In 1968, Castro was appointed as ambassador to Bolivia. "We were there two years," says Castro. "We were at 12,000 feet and the airport was at 14,000 feet. We had oxygen masks to give to the people when they got off the plane."
Adds Pat: "People would get off the plane and faint."
In 1977, President Jimmy Carter appointed Castro U.S. ambassador to Argentina, where he served for three years.
"I loved it," says Pat. "We had a staff of 20 and two Italian chefs."
Even so, she is adamant when she says today, "I don't ever want to go to another cocktail party in my life."
They are of the same generation as Raul Castro. All attorneys who first knew him in law school at the University of Arizona six decades ago. Here's what they have to say about him:
● Henry Zipf, 91, whose law firm, Zipf, Larkin, Lyle and Rogers, once included Castro as one of its attorneys:
"We went to law school together. I had an old Model A and I would pick him up and give him a ride to school.
"Saturdays, we'd cover South Sixth Avenue, go to the Chanticleer or La Jolla. Beer was 10 cents a glass.
"After he came back from Bolivia, we officed together. When he ran for governor the second time I pitched in, even though I was a strong Republican.
"Four of us went up to the Indian reservation. We went up to Window Rock. There was a fair. He went into every one of those displays all day long while the rest of us sat around. He won the Navajo vote."
● Stewart Udall, 88, former Arizona congressman and secretary of the Interior:
"He first came to my attention when I was in high school in St. Johns and he was a boxer at the college in Flagstaff. I never saw him box, but I read the sports pages. Later on I met him at law school. I never practiced in front of his bench because I was in Congress by then.
"I always enjoyed visiting with Raul because he was a pioneer. There were very few Hispanics that were successful back then."
● Tucson attorney Tom Chandler, 88:
"I met Raul when he was a first-year student and I was a third-year student in law school.

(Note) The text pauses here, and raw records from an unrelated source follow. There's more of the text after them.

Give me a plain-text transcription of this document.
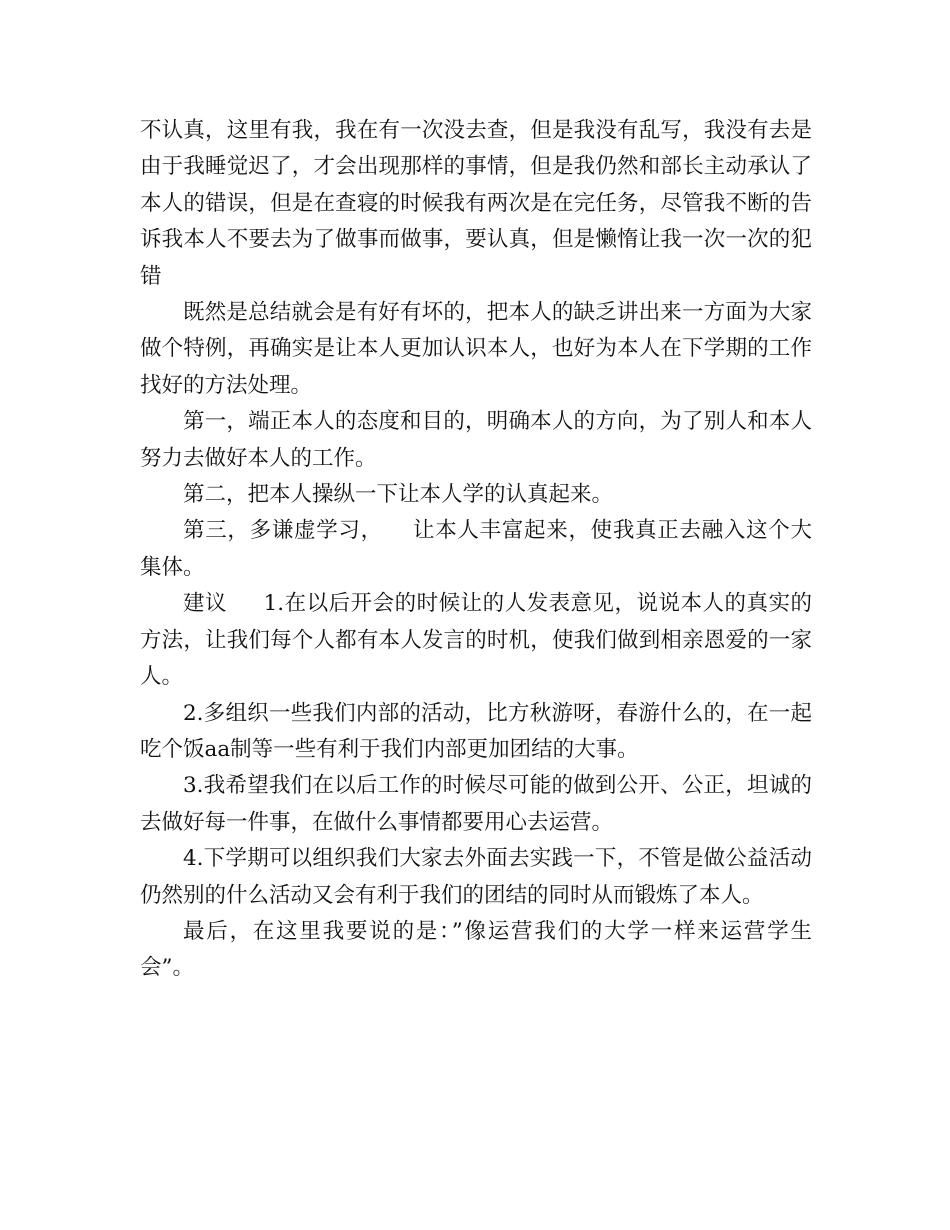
不认真，这里有我，我在有一次没去查，但是我没有乱写，我没有去是由于我睡觉迟了，才会出现那样的事情，但是我仍然和部长主动承认了本人的错误，但是在查寝的时候我有两次是在完任务，尽管我不断的告诉我本人不要去为了做事而做事，要认真，但是懒惰让我一次一次的犯错

既然是总结就会是有好有坏的，把本人的缺乏讲出来一方面为大家做个特例，再确实是让本人更加认识本人，也好为本人在下学期的工作找好的方法处理。

第一，端正本人的态度和目的，明确本人的方向，为了别人和本人努力去做好本人的工作。

第二，把本人操纵一下让本人学的认真起来。

第三，多谦虚学习，    让本人丰富起来，使我真正去融入这个大集体。

建议     1.在以后开会的时候让的人发表意见，说说本人的真实的方法，让我们每个人都有本人发言的时机，使我们做到相亲恩爱的一家人。

2.多组织一些我们内部的活动，比方秋游呀，春游什么的，在一起吃个饭aa制等一些有利于我们内部更加团结的大事。

3.我希望我们在以后工作的时候尽可能的做到公开、公正，坦诚的去做好每一件事，在做什么事情都要用心去运营。

4.下学期可以组织我们大家去外面去实践一下，不管是做公益活动仍然别的什么活动又会有利于我们的团结的同时从而锻炼了本人。

最后，在这里我要说的是：”像运营我们的大学一样来运营学生会”。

"We had a moot court competition where the seniors judge the first-year people. I judged Raul and his partner's argument. I was really taken with what a feel he had for the issues. Here was a guy going somewhere.
"Later on, I did practice before his bench. It was a joy to be in his court. He understood that for justice to be done you had to let the lawyers present the case, don't make them work at a pace they can't work at.
"The things he faced as a young guy and the things that he accomplished are not ordinary things. This man is a giant."